Being a medical professional means that we work long hours and deal with many patients when they are not at their peak. Sometimes the stress of such work gets to us. We might start with taking something to help us stay awake and then find we have gotten a bit lost in an addiction. It can be especially difficult for those of us in the medical profession to seek help when we need it. This is because we worry about letting others down or what others might think of us. But as the cliché states, we need to put the oxygen mask on ourselves before we put it on others.
The Challenges of Being a Medical Professional
To put it bluntly it is simply not easy to be a medical professional. This means we are ripe to find ourselves in over our heads and in need of support. The issue of substance abuse among medical professionals has remained a problem year after year for decades. Few careers have such odd working hours and so many traumatic experiences as the healthcare industry. The high levels of stress and physical pain that come with this job open the door to numerous types of addiction.
How Might We Get Hooked on Something?
Substance use disorder, often known as drug addiction, is an illness that affects a person’s brain and behavior. This results in an inability to manage the use of a legal or illegal drug or medicine. Substances like alcohol, marijuana, and nicotine are also classified as drugs. When we’re hooked, we may continue using the drug, despite the consequences. Substance addiction can begin with the trial use of a recreational drug in social contexts, which then progresses to more frequent use. People, particularly those addicted to opioids, become addicted to drugs when they consume prescribed medications or receive them from others who have prescriptions.
As medical professionals we have easier access to drugs than the average person on the streets. This means we can get deeper into our addiction before realizing we are over our heads. We may also worry about what other doctors will think if we admit we have a problem because we fear looking like the only one struggling to balance everything. All medical professionals are under lots of stress, so it is not surprising that we sometimes struggle and make poor choices. Being addicted does not indicate anything about ourselves other than we need to find more support and better ways to handle the challenges we face daily.
What Is Detoxing Like?
Detoxification, also known as detox, is the process of abstaining from drugs or alcohol to cleanse our bodies of toxins that have accumulated over time. During this period, our bodies will experience withdrawal symptoms as it adjusts to life without these substances.
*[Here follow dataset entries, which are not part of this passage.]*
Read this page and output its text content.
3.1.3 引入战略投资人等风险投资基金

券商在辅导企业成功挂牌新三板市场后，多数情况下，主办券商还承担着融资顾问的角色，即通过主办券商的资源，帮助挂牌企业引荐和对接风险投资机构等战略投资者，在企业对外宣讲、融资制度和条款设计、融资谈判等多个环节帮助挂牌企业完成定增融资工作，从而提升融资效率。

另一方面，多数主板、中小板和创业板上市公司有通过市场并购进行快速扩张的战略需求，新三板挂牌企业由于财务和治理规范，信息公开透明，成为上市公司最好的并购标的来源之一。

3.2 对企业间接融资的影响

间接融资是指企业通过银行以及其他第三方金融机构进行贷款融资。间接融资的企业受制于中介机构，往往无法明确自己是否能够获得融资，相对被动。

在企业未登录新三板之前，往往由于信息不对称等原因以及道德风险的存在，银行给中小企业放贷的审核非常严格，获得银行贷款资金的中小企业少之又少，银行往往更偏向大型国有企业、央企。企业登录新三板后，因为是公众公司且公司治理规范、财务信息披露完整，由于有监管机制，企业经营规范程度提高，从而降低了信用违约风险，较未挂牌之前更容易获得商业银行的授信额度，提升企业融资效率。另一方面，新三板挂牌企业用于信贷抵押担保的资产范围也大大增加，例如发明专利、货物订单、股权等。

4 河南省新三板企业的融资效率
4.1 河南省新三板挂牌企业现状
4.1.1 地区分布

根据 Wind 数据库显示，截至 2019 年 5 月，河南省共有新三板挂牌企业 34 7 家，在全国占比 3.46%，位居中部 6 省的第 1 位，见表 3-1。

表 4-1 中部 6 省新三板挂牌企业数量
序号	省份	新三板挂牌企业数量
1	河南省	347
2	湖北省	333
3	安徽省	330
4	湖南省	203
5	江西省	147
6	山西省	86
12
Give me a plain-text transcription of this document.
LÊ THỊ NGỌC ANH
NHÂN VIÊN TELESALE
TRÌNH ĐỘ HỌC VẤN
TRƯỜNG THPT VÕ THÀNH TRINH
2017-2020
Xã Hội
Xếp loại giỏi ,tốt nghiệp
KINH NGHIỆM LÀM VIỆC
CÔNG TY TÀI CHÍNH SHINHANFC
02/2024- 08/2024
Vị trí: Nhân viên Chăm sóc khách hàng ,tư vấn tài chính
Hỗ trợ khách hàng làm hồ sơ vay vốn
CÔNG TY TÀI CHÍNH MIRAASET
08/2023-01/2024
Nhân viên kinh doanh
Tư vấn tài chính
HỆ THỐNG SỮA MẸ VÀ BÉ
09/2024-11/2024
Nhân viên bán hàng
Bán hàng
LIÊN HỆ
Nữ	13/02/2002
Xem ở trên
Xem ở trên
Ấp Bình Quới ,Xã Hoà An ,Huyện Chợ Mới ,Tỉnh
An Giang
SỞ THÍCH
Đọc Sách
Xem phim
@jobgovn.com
Although everyone’s detox experience is unique, common symptoms include nausea, vomiting, sweating, sleeplessness, anxiety, and depression. Detoxing is challenging and can be done successfully if we connect with others and ask for help. None of us want to try detoxing on our own, and if we do, we are likely to give up because detoxing feels horrible. If we are taking the step of entering treatment, we might as well set ourselves up for success.
Specialized Rehab Programs
If we are medical professionals, we may need a specialized rehab program. In such cases we might look for a First Responder Rehab Program. These are addiction treatment programs especially designed for law enforcement, firefighters, military personnel, paramedics, and other first responders. Patients in a first responder recovery program work alongside other first responders to overcome addiction. Professional staff members assist patients in their recovery and in achieving a life free of substance misuse.
Such programs have staff that have experience and knowledge to address the unique conditions that first responders battling addiction may encounter. These conditions include traumatic events, fear of losing their employment, difficulty asking for help, and more. Rather than attempting to integrate into a standard rehab program where a first responder’s specific trauma or work circumstances may not be understood or accounted for, patients in a first responder addiction treatment program will be surrounded by professionals trained to help them overcome their struggles with addiction and their careers. This means we will have a higher success rate than if we enter a general rehab program.